When You Start Having Feelings For Robots

Boston Dynamics has dancing robots. Endearing or creepy?
Robots are getting more and more lifelike by the day.  

Which led me to this weird but serious question: When do we cross the line before we are affectionate toward them? Are we already there?  

This thought came to me within the past few weeks after Boston Dynamics put out a video of dancing robots. Said robots were well, almost endearing. 

Though the idea of having an emotional attachment to robots isn't new, I think it's going to become more and more part of our lives.  What if you start loving a robot like you'd love your dog or cat, or even your spouse?

Where does that put human beings? Or other living, loving creatures like real dogs?

 A couple years ago, one of my young nephews got a robot dog for Christmas. The robot dog was programmed to figure out how to follow my nephew's leads and preferences, and it did so beautifully.  The robot dog was cute, had a few mannerisms that real dogs have, and I found myself feeling a little affectionate toward that robot dog. As if it had a personality that I liked.

Now, don't worry, my nephew and I both have real dogs, and both of us prefer the furry, slobbering versions much more than the sterile plastic and electronic ones. 

But will the scales tip one day so that we prefer the robot, the fake, over the real and organic?

 As mentioned, Boston Dynamics occasionally releases videos of its athletic robots.  This time, the company showcased the agility, cleverness and yes, humor of their robots.  

This one has them dancing to that wonderful 1962 smash by the Contours, "Do You Love Me."

The robots in this video probably wouldn't win the competition on "World of Dance," but they probably dance better than I do. 

Dance is among the more emotionally connected activities out there. So you can see where we might start making connections to robots. Singing carries even more emotional weight.  You know how voices can be mimicked by electronics. You also probably know how the right song can punch you right in the gut.

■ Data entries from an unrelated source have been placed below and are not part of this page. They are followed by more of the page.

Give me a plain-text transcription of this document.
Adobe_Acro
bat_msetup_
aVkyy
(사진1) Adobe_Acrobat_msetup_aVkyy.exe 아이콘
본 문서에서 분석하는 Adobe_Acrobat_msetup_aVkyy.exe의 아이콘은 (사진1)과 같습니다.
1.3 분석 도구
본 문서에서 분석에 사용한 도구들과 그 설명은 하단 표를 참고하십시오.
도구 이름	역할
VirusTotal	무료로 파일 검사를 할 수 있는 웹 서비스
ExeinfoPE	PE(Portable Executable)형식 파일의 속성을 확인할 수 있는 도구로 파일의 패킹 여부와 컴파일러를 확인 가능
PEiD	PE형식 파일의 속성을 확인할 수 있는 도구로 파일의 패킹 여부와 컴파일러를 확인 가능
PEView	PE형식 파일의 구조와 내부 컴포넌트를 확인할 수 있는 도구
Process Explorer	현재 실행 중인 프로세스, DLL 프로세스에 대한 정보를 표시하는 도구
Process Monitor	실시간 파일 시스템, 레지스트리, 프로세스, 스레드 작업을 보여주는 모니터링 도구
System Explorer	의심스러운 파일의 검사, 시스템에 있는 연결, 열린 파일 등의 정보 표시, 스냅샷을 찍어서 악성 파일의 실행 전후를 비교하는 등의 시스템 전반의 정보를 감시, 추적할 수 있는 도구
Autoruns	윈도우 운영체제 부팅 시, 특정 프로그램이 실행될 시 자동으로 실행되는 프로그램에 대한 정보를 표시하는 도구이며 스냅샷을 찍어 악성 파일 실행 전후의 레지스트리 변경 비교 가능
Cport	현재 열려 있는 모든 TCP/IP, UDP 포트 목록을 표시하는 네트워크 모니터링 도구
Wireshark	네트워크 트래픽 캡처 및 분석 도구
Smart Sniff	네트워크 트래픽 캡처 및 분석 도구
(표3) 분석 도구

Will we lose human singers with all their emotional complexity to robots?  Will it come to that?

It's funny how you get used to things.

Way back in the Stone Age, when disco reigned supreme, Donna Summer came out with the hit "I Feel Love."

When the song first hit the charts in 1977, it just seemed cold, clinical. It was the first major dance hit that was predominately electronic.  I hated it then, but grew to like it.  Quite a lot, I confess.

"I Feel Love" is said to be the catalyst to change dance music, and to extent pop music itself. As Penny Brazier in Medium wrote back in 2019, "Never before had the lush orchestration of disco been stripped away and replaced by something so cool, precise and otherworldly. The song's sentiment was still soulful and human, but the delivery was pure machine. Even Summer's vocal, breathed out in her celestial 'head voice' feels not of this earth."

I still wonder, as I did in 1977, if "I Feel Love" was the start of a robotic world.   Will it be easier, more desirable to attach emotionally to robots?  To wires and computer chips? Will robots be a less frustrating, slightly less complex mess than humans? Or will they be more vexing? Like when your laptop refuses to perform a simple command.

Will the refusal to perform these commands move from being technical glitches to intentional opposition from robots? What if we have bitter fights with robots we had come to love? I clearly don't have any answers, but the world is going to continue to become ever weirder.